Six years ago I began a journey to obtain a college degree in biology. Since then I have worked for a hand full of government agencies looking for wildlife. This has provided me with a few insights that some people may not know. Though my work has almost solely focused on landscapes, it appears as a natural progression for me to begin focusing on wildlife and use some of these skills I have picked up.
So today I share a few with you some ideas.
1- Water is Key
This is the first and most important key to finding wildlife. All animals need water in some fashion. Though this may be mediated by diet by desert animals, all animals will die without it. So if you are beginning to get into wildlife photography start with river, ponds, lakes, marshes and springs. Mega fauna (large animals like deer and elk) frequent these zones to drink and to forage.
Other animals that will be found around water will of course be shore birds and water foul. These of course are very popular with many photographers as they are abundant.

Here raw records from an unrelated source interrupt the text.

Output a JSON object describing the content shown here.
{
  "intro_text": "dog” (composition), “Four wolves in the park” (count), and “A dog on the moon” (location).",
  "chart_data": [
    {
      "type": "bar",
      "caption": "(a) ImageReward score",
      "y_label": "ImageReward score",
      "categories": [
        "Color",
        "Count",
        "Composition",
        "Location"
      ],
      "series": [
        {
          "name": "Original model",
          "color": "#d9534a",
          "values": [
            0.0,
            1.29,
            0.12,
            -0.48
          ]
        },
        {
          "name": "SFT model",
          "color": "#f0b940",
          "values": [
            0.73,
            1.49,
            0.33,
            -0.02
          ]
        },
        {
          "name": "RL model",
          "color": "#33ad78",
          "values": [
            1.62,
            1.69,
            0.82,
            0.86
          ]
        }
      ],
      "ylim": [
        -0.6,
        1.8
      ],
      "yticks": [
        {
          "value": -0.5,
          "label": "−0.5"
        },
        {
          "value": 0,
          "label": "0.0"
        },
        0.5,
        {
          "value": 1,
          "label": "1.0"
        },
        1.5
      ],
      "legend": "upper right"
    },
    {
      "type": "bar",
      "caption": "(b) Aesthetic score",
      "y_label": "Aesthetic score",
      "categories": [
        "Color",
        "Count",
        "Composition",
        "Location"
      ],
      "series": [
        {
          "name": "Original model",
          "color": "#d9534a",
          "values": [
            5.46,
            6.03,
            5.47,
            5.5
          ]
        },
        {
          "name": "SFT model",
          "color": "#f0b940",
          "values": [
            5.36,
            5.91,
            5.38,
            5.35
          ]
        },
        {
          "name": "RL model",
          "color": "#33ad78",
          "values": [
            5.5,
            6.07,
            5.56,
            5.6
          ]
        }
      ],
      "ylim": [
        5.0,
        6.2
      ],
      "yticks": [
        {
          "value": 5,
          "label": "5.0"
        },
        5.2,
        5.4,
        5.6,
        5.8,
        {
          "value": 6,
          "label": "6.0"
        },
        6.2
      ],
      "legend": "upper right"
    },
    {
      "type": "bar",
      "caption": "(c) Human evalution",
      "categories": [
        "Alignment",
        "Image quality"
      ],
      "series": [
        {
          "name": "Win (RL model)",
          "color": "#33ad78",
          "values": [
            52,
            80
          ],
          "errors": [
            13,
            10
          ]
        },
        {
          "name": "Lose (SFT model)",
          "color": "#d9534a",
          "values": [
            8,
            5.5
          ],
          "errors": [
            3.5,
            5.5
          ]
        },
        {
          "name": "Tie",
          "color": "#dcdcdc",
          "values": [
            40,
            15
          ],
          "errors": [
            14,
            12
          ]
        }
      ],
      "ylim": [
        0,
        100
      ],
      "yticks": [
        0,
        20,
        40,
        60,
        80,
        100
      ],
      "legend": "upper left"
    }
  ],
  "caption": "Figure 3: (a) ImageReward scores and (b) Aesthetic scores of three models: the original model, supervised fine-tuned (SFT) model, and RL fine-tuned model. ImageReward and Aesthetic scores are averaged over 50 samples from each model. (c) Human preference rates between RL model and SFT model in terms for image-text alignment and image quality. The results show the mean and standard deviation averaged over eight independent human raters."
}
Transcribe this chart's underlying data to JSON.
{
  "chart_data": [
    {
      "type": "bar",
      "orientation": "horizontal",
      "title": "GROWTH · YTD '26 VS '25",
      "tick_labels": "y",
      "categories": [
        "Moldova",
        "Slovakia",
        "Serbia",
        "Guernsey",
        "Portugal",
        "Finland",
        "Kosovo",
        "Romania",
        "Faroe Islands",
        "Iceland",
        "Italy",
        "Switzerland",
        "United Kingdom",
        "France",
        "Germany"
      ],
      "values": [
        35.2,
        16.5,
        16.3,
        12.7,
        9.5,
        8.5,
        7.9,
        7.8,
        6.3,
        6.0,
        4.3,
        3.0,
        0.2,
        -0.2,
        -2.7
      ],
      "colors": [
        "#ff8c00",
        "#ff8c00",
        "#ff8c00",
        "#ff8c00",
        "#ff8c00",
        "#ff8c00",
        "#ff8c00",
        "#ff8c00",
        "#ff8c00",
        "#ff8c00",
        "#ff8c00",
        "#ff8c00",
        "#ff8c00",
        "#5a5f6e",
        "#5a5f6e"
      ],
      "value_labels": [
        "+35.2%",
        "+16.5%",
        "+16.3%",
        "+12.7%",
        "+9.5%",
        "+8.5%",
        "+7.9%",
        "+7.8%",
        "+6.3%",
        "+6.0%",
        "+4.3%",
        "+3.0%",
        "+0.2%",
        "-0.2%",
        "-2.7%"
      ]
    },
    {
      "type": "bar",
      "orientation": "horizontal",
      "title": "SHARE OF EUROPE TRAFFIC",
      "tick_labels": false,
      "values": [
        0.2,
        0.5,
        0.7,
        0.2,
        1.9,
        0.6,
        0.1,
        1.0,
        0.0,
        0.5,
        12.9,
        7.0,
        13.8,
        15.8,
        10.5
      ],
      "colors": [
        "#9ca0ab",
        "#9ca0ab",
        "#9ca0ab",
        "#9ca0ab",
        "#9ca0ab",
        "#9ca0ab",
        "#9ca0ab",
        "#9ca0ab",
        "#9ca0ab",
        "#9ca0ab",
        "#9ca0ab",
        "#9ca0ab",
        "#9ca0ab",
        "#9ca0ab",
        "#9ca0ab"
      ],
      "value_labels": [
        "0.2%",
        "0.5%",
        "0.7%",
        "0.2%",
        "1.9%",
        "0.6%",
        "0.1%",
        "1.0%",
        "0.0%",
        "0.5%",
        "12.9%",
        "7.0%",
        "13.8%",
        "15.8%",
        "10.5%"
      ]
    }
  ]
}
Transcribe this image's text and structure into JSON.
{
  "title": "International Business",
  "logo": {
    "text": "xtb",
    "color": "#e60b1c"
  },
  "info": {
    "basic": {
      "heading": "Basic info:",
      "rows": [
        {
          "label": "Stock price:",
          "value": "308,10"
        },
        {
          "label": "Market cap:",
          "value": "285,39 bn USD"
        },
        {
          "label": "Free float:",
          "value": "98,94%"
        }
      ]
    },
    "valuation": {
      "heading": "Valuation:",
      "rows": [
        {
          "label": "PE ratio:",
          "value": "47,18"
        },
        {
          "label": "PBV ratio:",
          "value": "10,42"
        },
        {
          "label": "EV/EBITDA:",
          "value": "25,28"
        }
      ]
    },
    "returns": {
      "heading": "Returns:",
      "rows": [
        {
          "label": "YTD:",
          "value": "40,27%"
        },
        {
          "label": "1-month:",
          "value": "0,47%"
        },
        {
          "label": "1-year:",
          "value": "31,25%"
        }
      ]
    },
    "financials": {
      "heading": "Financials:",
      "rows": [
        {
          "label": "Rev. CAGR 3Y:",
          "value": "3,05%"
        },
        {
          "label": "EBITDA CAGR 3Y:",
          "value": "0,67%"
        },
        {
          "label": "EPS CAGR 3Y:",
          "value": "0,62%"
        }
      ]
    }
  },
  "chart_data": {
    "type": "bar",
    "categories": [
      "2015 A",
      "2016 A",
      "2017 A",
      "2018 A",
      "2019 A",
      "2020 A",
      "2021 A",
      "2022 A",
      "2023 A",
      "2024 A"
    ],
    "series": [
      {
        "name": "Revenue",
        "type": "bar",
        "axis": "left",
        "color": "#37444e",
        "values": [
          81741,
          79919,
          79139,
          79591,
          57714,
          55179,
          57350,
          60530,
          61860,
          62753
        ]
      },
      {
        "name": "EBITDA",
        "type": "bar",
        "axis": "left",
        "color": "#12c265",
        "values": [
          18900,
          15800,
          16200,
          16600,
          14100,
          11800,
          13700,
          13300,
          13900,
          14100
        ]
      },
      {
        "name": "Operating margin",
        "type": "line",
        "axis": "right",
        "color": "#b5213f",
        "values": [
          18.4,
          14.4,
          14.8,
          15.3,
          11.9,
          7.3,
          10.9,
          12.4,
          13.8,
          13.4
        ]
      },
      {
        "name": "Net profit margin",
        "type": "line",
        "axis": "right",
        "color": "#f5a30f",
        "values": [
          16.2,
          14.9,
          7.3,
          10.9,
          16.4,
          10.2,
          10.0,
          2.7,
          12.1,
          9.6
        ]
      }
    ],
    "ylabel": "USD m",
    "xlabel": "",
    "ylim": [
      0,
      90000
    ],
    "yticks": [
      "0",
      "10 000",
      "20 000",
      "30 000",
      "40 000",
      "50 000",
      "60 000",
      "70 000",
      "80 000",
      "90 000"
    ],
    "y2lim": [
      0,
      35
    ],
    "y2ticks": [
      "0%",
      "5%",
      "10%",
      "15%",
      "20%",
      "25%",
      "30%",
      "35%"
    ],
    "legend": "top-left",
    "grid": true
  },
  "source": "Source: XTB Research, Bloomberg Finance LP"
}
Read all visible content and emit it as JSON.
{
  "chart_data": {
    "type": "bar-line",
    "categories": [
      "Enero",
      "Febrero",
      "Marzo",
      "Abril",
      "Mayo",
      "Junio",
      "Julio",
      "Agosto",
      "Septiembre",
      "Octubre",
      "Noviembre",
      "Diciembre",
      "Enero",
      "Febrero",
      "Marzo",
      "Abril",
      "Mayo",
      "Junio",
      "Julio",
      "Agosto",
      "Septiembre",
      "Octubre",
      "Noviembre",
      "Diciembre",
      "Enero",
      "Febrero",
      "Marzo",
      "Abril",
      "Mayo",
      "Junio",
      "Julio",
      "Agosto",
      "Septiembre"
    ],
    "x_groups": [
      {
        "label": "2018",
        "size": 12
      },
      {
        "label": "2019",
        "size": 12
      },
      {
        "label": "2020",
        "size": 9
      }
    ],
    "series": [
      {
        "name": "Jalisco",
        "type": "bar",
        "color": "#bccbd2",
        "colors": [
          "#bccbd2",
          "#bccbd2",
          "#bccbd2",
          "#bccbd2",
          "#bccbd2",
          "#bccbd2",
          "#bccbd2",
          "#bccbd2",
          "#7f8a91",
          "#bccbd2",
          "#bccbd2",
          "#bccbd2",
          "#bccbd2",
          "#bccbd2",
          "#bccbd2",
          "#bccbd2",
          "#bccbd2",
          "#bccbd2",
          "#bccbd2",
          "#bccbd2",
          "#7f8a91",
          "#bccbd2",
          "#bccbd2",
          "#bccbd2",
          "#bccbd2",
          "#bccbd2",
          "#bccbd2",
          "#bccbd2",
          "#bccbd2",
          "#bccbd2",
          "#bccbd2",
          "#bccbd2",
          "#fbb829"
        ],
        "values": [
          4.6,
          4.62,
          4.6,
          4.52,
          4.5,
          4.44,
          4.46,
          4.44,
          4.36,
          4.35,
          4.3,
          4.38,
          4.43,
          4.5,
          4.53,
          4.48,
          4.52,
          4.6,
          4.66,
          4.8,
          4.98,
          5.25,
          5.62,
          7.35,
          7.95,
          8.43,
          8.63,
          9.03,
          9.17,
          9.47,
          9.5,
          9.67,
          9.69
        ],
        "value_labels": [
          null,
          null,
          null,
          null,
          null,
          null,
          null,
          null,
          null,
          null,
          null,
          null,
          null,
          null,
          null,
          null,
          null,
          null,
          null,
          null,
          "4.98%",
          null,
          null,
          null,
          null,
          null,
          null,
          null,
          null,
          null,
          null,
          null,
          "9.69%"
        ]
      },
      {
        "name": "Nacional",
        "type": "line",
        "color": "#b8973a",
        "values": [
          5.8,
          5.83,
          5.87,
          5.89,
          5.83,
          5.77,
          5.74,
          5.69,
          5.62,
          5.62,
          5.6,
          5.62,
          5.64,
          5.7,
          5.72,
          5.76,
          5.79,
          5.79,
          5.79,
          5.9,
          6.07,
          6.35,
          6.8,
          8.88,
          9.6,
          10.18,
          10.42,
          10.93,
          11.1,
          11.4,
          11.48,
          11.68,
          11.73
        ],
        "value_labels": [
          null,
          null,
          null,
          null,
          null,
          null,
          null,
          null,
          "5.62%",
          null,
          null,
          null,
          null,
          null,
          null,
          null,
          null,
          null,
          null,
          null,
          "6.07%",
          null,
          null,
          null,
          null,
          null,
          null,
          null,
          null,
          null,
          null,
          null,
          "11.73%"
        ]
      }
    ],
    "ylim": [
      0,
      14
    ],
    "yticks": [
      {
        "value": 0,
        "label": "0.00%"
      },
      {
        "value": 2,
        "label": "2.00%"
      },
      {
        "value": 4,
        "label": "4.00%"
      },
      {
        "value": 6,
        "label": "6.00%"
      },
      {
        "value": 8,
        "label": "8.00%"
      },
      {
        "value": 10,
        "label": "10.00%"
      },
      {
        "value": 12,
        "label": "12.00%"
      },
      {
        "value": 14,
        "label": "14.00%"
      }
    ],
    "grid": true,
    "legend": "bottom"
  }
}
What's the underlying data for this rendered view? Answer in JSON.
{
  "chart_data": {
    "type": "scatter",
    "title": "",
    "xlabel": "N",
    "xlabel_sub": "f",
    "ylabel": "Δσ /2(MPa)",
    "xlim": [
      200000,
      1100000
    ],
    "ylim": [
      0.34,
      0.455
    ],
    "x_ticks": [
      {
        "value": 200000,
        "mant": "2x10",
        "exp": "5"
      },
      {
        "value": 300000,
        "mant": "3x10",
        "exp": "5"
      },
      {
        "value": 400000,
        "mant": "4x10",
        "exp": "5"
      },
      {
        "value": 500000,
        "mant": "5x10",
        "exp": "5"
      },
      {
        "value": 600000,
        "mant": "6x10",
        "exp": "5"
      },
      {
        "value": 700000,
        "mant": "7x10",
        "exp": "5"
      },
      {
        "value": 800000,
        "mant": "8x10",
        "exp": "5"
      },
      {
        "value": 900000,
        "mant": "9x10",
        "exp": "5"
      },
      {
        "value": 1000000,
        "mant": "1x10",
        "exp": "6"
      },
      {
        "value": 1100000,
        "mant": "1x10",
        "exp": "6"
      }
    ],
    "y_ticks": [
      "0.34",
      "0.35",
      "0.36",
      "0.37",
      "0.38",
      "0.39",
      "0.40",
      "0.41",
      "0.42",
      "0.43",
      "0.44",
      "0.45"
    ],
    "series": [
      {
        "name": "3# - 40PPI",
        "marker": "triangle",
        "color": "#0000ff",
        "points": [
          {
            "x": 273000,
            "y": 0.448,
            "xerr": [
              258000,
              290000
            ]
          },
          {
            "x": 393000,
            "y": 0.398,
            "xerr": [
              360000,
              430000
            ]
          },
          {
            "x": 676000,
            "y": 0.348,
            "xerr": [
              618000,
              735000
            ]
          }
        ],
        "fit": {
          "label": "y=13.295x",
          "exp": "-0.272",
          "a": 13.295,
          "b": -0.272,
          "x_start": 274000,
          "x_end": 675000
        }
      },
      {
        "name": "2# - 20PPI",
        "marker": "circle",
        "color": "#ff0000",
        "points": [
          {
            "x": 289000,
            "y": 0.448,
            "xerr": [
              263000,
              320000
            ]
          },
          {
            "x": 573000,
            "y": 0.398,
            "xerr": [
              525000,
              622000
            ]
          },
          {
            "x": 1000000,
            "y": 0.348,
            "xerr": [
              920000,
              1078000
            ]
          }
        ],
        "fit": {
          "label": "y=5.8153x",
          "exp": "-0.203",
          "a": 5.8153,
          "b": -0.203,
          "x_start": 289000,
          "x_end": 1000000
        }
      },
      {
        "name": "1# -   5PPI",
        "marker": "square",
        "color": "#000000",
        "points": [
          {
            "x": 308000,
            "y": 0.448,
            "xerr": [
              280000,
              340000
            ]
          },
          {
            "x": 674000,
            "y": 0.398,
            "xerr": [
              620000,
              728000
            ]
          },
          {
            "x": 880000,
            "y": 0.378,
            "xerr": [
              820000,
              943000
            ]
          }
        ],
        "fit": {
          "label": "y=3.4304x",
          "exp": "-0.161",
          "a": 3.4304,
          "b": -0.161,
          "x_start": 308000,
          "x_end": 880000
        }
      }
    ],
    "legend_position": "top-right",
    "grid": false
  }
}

On the slimy and scaly end of wildlife, almost all amphibians will be found around water sources. Those that are not come out when water is present and may show up after large rain storms. To determine your animals in your area, look into distribution maps provided by your state agency. Reptiles on the other hand are not usually tied to water and are often found far from many water sources.
2-Follow the Birds
Last summer I spent 6 months wandering through open sagebrush country, pinyon pine and juniper forests. I did this to find bird nests, particularly raptors (Hawks, Eagles, Falcons etc). When it comes to finding these bird nests, follow them. Often when one gets to close to these birds nests, they will begin making a large amount of noise. With that in mind, begin looking for a nest.
Important Note!!!– Do not approach and bother raptor nests. It could end up leaving the nest or you may get a claw to the head and a trip to the hospital.
I have also found Kestrel nests by simply seeing them fly around a particular area frequently. This tipped me to their presence, and once you know what habitats they prefer to nest in, it did not take long before I figured out where they were possibly hiding. I then spent about an hour watching and waiting and sure enough the male showed up and we found the nest.
3-Choosing your Animals
Choosing your animals may result in more useful time spent photographing wildlife. If you want to photograph Big Horn Sheep like I wanted to do, go to where they are at, east side of Zion. If you want to photograph Ospreys, go to a lake. If you want really good close ups on exotic animals go to a zoo.
How do you find out where you might find a specific animal?
Talk to biologists and hunters and ask them where they saw animals. Biologists make it a point to know where their animals are. They may be reluctant to give specific details, but they may be able to point you in the right direction. Hunters often spend a lot of prep time to find animals by setting up trail cameras. If you want to find deer, talk to your friend the hunter, he might have a couple good ideas.
4- Ecologically Important Zones
This is one that you might not see on many lists on how to find animals. But this is important. In many habitats there are specific animals that make up the base food web. Through out much of the country this can be looked at as prairie dogs and their relatives. Find a prairie dog colony and you will find hawks, badges, coyotes, foxes all trying to eat them. You will also find other animal like deer who may use these areas as points of safety because the prairie dogs will alert them of danger as well. That is a lot of different wildlife in one area.